I can think of a few examples of 'devoutly religious' mothers who showed up all holy for church and saved all the abuse for their family... so I know it happens... it's just... hard when you've seen it first hand - hard to really believe what you've seen with your own eyes.
Excerpt
That your ex has married and appears to have a stable marriage - in contrast to your own known experience with her - that's a signal that you don't really know how stable their relationship truly is.
On the one hand, he may be just as clueless about her mental health issues as you had been back when you had met her. That's likely because he believed her claim that you were stalking her. (People with BPD traits typically describe all their prior relationships as awful and even claim they were victimized.)
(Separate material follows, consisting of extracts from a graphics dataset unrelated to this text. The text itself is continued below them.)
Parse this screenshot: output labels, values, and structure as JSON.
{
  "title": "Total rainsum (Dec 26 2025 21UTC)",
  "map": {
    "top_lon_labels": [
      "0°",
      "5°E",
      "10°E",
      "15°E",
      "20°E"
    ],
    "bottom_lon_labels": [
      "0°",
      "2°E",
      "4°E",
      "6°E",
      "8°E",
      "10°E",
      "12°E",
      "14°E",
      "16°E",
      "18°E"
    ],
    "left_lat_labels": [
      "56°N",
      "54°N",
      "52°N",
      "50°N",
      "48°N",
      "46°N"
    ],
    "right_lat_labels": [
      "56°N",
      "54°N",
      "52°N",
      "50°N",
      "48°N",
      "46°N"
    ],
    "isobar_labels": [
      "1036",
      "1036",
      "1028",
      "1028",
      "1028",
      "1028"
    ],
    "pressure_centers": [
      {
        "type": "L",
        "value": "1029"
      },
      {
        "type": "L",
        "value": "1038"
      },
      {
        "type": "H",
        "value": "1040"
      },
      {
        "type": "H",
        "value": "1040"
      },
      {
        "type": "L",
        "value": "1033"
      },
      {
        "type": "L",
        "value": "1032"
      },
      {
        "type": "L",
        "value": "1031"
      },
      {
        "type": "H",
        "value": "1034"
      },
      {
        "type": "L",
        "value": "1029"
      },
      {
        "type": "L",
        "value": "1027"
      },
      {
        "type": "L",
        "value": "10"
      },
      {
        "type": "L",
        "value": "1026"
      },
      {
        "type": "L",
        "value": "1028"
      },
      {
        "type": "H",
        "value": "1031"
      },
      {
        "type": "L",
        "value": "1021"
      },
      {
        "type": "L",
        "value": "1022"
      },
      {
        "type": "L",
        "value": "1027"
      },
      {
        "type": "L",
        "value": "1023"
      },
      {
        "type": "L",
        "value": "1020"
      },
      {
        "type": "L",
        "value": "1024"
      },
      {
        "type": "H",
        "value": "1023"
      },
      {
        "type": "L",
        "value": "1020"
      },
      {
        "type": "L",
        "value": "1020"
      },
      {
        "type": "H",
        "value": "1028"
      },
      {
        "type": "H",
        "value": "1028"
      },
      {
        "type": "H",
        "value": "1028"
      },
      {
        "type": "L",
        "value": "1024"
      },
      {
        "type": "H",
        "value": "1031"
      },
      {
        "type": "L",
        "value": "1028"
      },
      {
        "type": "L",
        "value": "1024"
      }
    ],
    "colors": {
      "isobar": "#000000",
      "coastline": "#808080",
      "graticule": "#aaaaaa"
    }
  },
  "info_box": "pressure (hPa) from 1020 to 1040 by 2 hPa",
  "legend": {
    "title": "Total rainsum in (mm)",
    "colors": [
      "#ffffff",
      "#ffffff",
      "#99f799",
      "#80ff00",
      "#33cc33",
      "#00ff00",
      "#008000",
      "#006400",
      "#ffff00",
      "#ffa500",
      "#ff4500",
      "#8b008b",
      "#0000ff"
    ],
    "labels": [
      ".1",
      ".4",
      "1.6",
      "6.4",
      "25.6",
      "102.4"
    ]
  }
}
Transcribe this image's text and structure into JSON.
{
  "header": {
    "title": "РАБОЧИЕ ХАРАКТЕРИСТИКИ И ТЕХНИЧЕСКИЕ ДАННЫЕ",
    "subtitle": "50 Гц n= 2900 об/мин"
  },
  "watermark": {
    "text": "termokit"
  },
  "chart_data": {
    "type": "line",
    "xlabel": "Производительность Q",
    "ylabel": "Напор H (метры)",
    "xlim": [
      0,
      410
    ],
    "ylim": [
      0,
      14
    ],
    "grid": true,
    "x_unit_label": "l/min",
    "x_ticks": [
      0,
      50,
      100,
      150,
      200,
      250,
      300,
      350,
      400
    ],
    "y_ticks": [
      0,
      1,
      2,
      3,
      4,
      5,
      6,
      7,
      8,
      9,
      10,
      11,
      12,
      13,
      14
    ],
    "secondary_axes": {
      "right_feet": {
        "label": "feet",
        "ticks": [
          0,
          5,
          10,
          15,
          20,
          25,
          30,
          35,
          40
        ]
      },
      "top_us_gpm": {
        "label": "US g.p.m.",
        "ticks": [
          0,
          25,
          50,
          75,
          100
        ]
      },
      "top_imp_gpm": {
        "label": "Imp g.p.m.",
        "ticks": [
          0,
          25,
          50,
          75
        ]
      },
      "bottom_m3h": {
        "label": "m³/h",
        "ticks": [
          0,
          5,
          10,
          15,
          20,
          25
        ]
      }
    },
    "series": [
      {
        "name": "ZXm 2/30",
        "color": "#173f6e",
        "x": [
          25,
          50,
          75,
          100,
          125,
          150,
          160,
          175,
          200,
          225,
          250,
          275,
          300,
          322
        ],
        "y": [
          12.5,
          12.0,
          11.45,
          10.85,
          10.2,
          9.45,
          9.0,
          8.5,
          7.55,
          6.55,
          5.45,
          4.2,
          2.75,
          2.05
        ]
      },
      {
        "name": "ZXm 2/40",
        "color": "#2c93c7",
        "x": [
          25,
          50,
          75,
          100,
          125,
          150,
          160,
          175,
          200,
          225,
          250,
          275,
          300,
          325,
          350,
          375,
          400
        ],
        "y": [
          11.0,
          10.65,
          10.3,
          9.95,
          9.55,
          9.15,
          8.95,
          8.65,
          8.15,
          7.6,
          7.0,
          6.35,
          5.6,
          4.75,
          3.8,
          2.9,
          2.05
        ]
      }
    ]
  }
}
On the other hand he might have his own issues, whether codependency and gullibility, or might have his own serious issues that somehow mesh with your ex and may last longer than you'd expect, given your own experience.
Whichever the case, count your blessings that the discord and dysfunction is in the past. Meanwhile, do Gift yourself time to recover... avoid too-quick rebound relationships... figure out your own Closure (gift it to yourself) and let that settle and resonate for a bit first.
There is a possibility that your comfort zone in selecting a partner may be skewed, perhaps shaped by your childhood FOO (family of origin). Now that you are more aware of deeply-impacting PDs and how serious mental health issues can be, you can take a look at yourself and choose your future relationships with open eyes and better perception and perspective.
It is true - my dad was prone to psychosis because of a degenerative illness.
Sometimes the way she'd speak to me reminded me of the way that he did - dissociated and incoherent, and kind of mean.
It's one of the things I found so painful about her episodes.
I'd also love to marry and have a family myself. So maybe it's hit on a sore spot there.
I know it'll be okay eventually, it just hurts at the moment I guess!
Excerpt
So the reality is far different to what they would like you to think. Call it karma, the universe balancing things out, or just negative reactions to all the bad actions and life choices made, but I don’t see them as coincidence, and I have no doubt that it’ll carry on happening until she learns life’s lessons. So concentrate on being the best version of you and less so on her because life has a way of levelling things out eventually.
Goodness that's wild - sorry that you've been caught up in that.
*sigh* they don't teach you this stuff in school, do they??